SÃO PAULO, SP (FOLHAPRESS) - O empresário Nelson Tanure fez uma oferta para a aquisição do controle da petroquímica Braskem, a maior da América Latina. Atualmente, a companhia é controlada pela Novonor (ex-Odebrecht), que detém 50,1% das ações com direito a voto, e pela Petrobras, com 47%.
A notícia foi adiantada pelo colunista Lauro Jardim, do jornal O Globo, e confirmada pela reportagem.
Nos bastidores, o que se comenta é que Tanure entraria na companhia por meio de um de seus fundos de investimentos e preservaria a Novonor no quadro de acionistas, porém com uma fatia minoritária de até 5%.

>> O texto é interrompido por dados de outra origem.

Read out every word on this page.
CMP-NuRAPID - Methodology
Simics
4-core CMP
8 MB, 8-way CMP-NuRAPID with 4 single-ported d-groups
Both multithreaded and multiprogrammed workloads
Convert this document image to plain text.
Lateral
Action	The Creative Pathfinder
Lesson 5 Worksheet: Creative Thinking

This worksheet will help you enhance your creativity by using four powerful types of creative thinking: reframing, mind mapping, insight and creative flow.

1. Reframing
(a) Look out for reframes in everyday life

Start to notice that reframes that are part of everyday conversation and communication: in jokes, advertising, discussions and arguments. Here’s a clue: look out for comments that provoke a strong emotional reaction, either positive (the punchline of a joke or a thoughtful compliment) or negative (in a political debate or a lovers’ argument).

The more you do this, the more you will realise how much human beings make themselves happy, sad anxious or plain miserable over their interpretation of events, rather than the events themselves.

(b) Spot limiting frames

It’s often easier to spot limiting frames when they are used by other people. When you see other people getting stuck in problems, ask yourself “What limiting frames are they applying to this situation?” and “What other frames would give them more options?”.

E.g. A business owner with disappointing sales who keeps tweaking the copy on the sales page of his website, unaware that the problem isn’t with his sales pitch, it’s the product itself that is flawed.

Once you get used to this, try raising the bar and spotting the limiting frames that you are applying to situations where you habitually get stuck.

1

A Braskem possui praticamente todos os grandes bancos na lista de credores. Para assumir o controle da companhia, Tanure teria que negociar com Itaú, Bradesco, Santander, Banco do Brasil e BNDES, além da própria Petrobras.
Com uma situação financeira complicada, a petroquímica lida com a escalada de sua dívida. No primeiro trimestre deste ano, a dívida líquida chegou a US$ 6,6 bilhões, alta de 25% na comparação com o mesmo período de 2024.
As ações da Braskem chegaram a subir mais de 6% na tarde desta sexta (23), e operavam entre os melhores papeis em negociação na B3.
Consultados, Taure e Braskem disseram que não vão comentar.